1 Forest Biology Research Center, Pavillon CE Marchand, Université Laval, Québec, Québec, CANADA, G1K 7P4
2 Centre de Bioinformatique de l'Université Laval, Pavillon CE Marchand, Université Laval, Québec, Québec, CANADA, G1K 7P4

Random sequencing of ESTs is a valuable approach for gene discovery in less well characterized organisms like forest trees. We are using differential expression analysis of pine EST data from six large non-normalized loblolly pine xylem cDNA libraries to identify putative gene expression clusters related to xylem formation.

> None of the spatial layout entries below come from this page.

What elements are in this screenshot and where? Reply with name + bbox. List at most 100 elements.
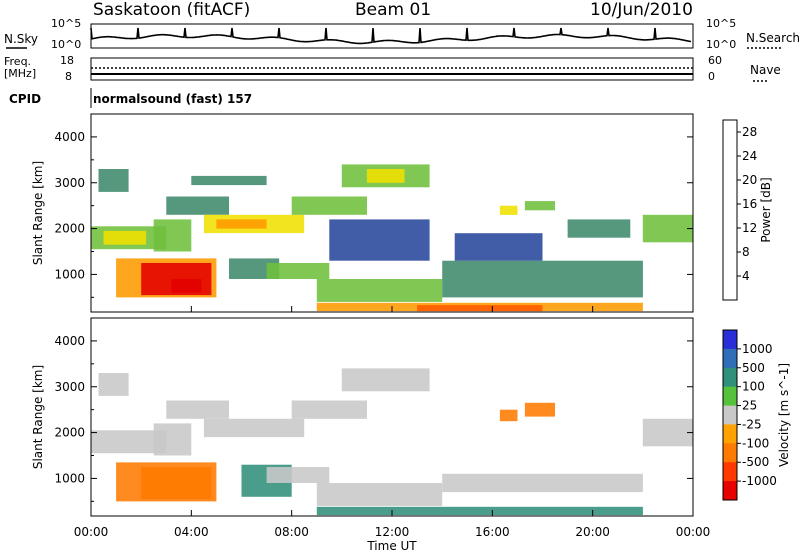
velocity-colorbar-segment <box>723 330 737 350</box>
y-tick-label: 4000 <box>54 130 85 144</box>
velocity-colorbar-tick-label: -1000 <box>742 474 777 488</box>
heatmap-cell-7 <box>166 196 229 215</box>
heatmap-cell-16 <box>642 418 693 447</box>
nave-tick-high: 60 <box>708 54 722 67</box>
heatmap-cell-10 <box>266 467 330 483</box>
velocity-colorbar-segment <box>723 405 737 425</box>
nave-label: Nave <box>750 63 781 77</box>
heatmap-cell-1 <box>103 230 147 245</box>
velocity-colorbar-segment <box>723 424 737 444</box>
heatmap-cell-11 <box>316 506 643 516</box>
x-tick-label: 08:00 <box>274 525 309 539</box>
velocity-colorbar-segment <box>723 481 737 501</box>
velocity-colorbar-tick-label: -25 <box>742 417 762 431</box>
cpid-label: CPID <box>9 92 42 106</box>
heatmap-cell-9 <box>216 219 267 229</box>
velocity-colorbar-label: Velocity [m s^-1] <box>777 363 791 467</box>
power-colorbar-tick-label: 24 <box>742 149 757 163</box>
heatmap-cell-11 <box>291 196 367 215</box>
heatmap-cell-23 <box>567 219 631 238</box>
heatmap-cell-2 <box>98 169 129 192</box>
y-tick-label: 2000 <box>54 222 85 236</box>
velocity-colorbar-tick-label: -100 <box>742 436 769 450</box>
power-colorbar-label: Power [dB] <box>759 177 773 242</box>
velocity-colorbar-tick-label: 500 <box>742 361 765 375</box>
heatmap-cell-0 <box>91 430 167 454</box>
heatmap-cell-1 <box>98 373 129 396</box>
y-tick-label: 3000 <box>54 176 85 190</box>
heatmap-cell-20 <box>454 233 543 261</box>
velocity-colorbar-tick-label: -500 <box>742 455 769 469</box>
nsearch-tick-low: 10^0 <box>706 38 737 51</box>
power-colorbar-tick-label: 16 <box>742 197 757 211</box>
heatmap-cell-15 <box>524 402 555 417</box>
heatmap-cell-14 <box>499 409 518 422</box>
power-colorbar-tick-label: 4 <box>742 269 750 283</box>
heatmap-cell-10 <box>191 175 267 186</box>
y-tick-label: 2000 <box>54 426 85 440</box>
x-tick-label: 00:00 <box>74 525 109 539</box>
nsearch-tick-high: 10^5 <box>706 17 737 30</box>
power-colorbar-tick-label: 20 <box>742 173 757 187</box>
heatmap-cell-21 <box>499 205 518 215</box>
heatmap-cell-7 <box>291 400 367 419</box>
freq-label: Freq. <box>4 55 32 68</box>
station-title: Saskatoon (fitACF) <box>93 0 251 20</box>
heatmap-cell-24 <box>642 214 693 243</box>
x-axis-label: Time UT <box>366 539 417 553</box>
y-axis-label: Slant Range [km] <box>31 161 45 265</box>
heatmap-cell-15 <box>266 263 330 279</box>
x-tick-label: 20:00 <box>575 525 610 539</box>
y-tick-label: 3000 <box>54 380 85 394</box>
x-tick-label: 16:00 <box>475 525 510 539</box>
velocity-colorbar-segment <box>723 462 737 482</box>
nsky-tick-high: 10^5 <box>51 17 82 30</box>
velocity-colorbar-tick-label: 100 <box>742 380 765 394</box>
heatmap-cell-8 <box>341 368 430 392</box>
cpid-value: normalsound (fast) 157 <box>93 92 253 106</box>
beam-title: Beam 01 <box>355 0 432 20</box>
power-colorbar-tick-label: 12 <box>742 221 757 235</box>
velocity-colorbar-segment <box>723 367 737 388</box>
power-colorbar-frame <box>722 119 738 301</box>
nsearch-label: N.Search <box>746 31 800 45</box>
heatmap-cell-16 <box>316 279 443 302</box>
power-colorbar-tick-label: 8 <box>742 245 750 259</box>
heatmap-cell-17 <box>442 260 643 298</box>
velocity-colorbar-tick-label: 25 <box>742 399 757 413</box>
heatmap-cell-25 <box>329 219 430 261</box>
date-title: 10/Jun/2010 <box>590 0 693 20</box>
velocity-colorbar-frame <box>722 329 738 501</box>
velocity-colorbar-segment <box>723 386 737 407</box>
y-axis-label: Slant Range [km] <box>31 365 45 469</box>
heatmap-cell-5 <box>166 400 229 419</box>
nsky-series-line <box>90 27 692 45</box>
power-colorbar-tick-label: 28 <box>742 125 757 139</box>
velocity-colorbar-tick-label: 1000 <box>742 342 773 356</box>
heatmap-cell-12 <box>316 483 443 506</box>
x-tick-label: 00:00 <box>676 525 711 539</box>
nsky-label: N.Sky <box>4 32 39 46</box>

In our analysis, we considered ESTs belonging to 6810 Tentative Consensus sequences (TCs) in the TIGR Pinus Gene Index (PGI). EST frequencies were compared among the 800 abundantly represented TCs, by performing five different statistical tests, thus identifying 260 differentially represented gene sequences. A distance matrix between the 260 differential TCs was calculated from the correlation matrix and used to obtain a UPGMA phenogram with the PHYLIP software. Five clusters represented genes preferentially represented in one of the xylem samples (side wood, compression wood, plannings, root xylem, late wood) and, one cluster contained genes coordinately expressed in compression and side wood. Further analysis focused on the cluster sequences preferentially found in root xylem because it contained numerous non annotated sequences, i.e sequences with no known homologues or that are similar to Arabidopsis genes of unknown function. Analyses of the non annotated sequences uncovered five transcription factors: one R2R3 class MYB, two 1R class MYBs, an Arabidopsis Pleiotropic Regulatory Locus interacting protein homolog and a transcriptional activator homologue not previously reported in plants. Comprehensive sequence analysis of the remaining non annotated cDNAs of this intriguing group of genes is underway to asses their potentially role in xylem development in roots.